As a native of Washington, DC, working in the White House today is a special privilege -- something I dreamed about doing as a young person but was never quite sure truly would be possible. My greatest influences growing up were my parents, both of whom worked for the federal government like so many in DC, and family members. All believed in a strong work ethic and the power of education. My parents made huge sacrifices to give me a wonderful education, from the National Cathedral School here in Washington, to the University of Michigan in Ann Arbor and Harvard Law School. Along the way I met teachers and professors and colleagues who encouraged and challenged me and helped open my eyes to new opportunities.
What sustained me then -- and now -- were those values instilled by my parents early in life. Those that stressed the importance of fairness and mutual respect, commitment to community and our obligation to give back, having a healthy dose of humility and recognizing our own imperfections, and reaching for your dreams.
Black History Month often prompts me to reflect on these core values because they define so much of the African American experience. The month helps showcase the important role of African Americans in the life of our country, but it also reminds us that this history should be celebrated throughout the year as an integral part of our American story. I try to celebrate Black History Month by taking advantage of special programs in the community, or learning about figures that are not necessarily widely recognized. One of the best parts of my job is that I have had the opportunity to shape a Black History Month program for participants in our mentoring program. This year the mentees attended a performance by the groundbreaking Alvin Ailey American Dance Theatre at the Kennedy Center; last year they toured the Capitol and saw the bust of Sojourner Truth, and the Frederick Douglass National Historic Site.

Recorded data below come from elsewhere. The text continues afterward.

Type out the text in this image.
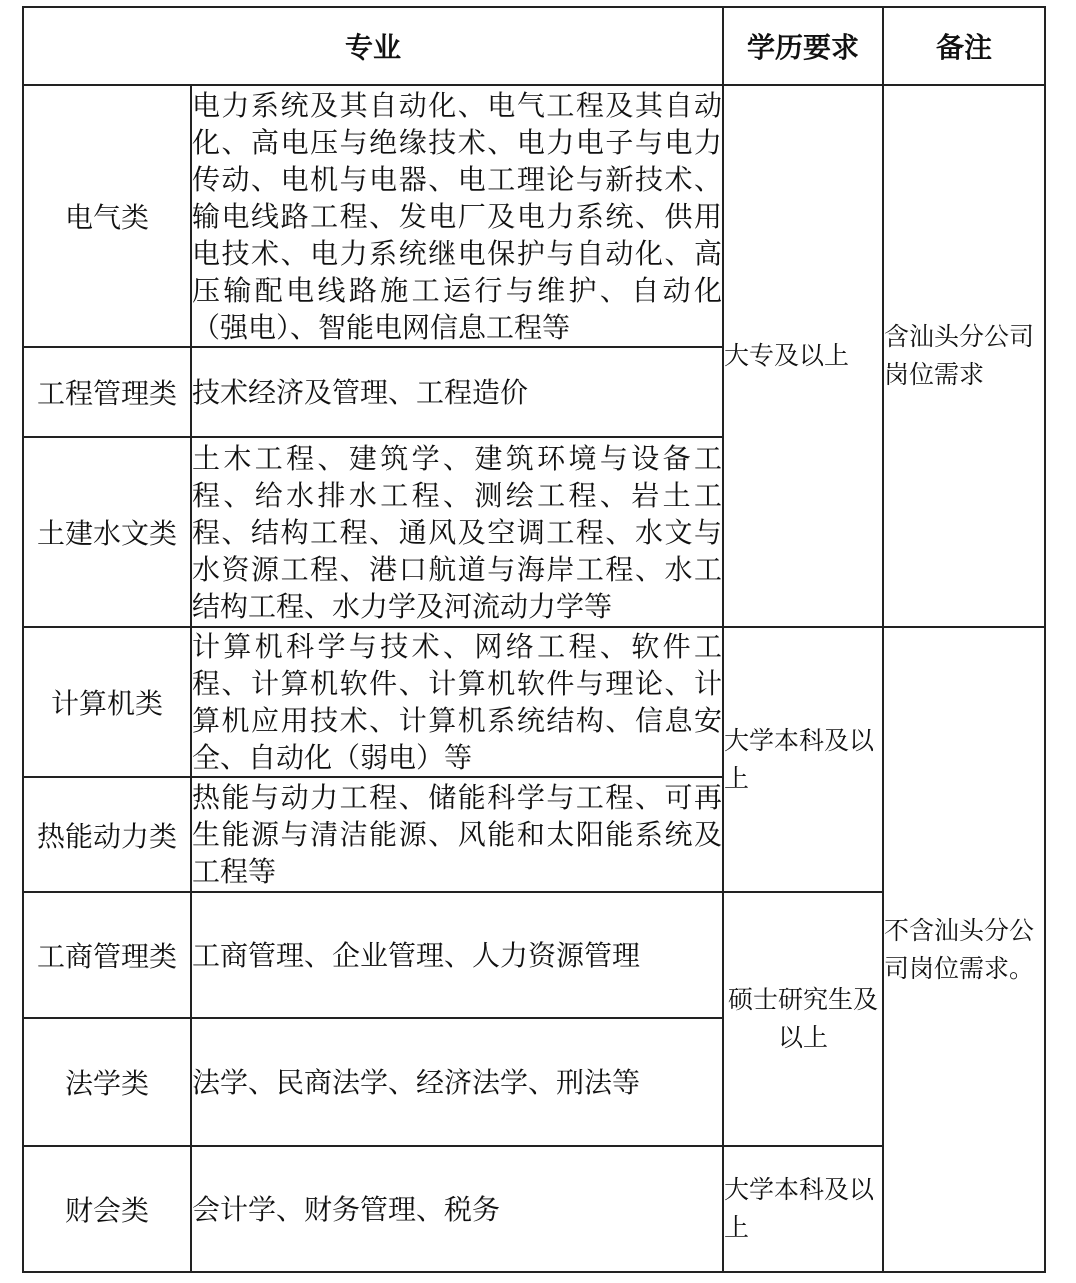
专业		学历要求	备注
电气类	电力系统及其自动化、电气工程及其自动化、高电压与绝缘技术、电力电子与电力传动、电机与电器、电工理论与新技术、输电线路工程、发电厂及电力系统、供用电技术、电力系统继电保护与自动化、高压输配电线路施工运行与维护、自动化（强电）、智能电网信息工程等	大专及以上	含汕头分公司岗位需求
工程管理类	技术经济及管理、工程造价		
土建水文类	土木工程、建筑学、建筑环境与设备工程、给水排水工程、测绘工程、岩土工程、结构工程、通风及空调工程、水文与水资源工程、港口航道与海岸工程、水工结构工程、水力学及河流动力学等		
计算机类	计算机科学与技术、网络工程、软件工程、计算机软件、计算机软件与理论、计算机应用技术、计算机系统结构、信息安全、自动化（弱电）等	大学本科及以上	不含汕头分公司岗位需求。
热能动力类	热能与动力工程、储能科学与工程、可再生能源与清洁能源、风能和太阳能系统及工程等		
工商管理类	工商管理、企业管理、人力资源管理	硕士研究生及以上	
法学类	法学、民商法学、经济法学、刑法等		
财会类	会计学、财务管理、税务	大学本科及以上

For those looking for advice, I would say there is no magic formula for landing a particular job or opportunity. There certainly was not one for me. Take advantage of every opportunity that presents itself no matter how insignificant it may seem, and value and nurture the relationships you build in life. You never know who will be part of your future. Ultimately, everyone has to map out their own course. No one should feel compelled to follow the same career path as others. Figure out what excites and interests you and seek out opportunities that allow you to tap your own potential.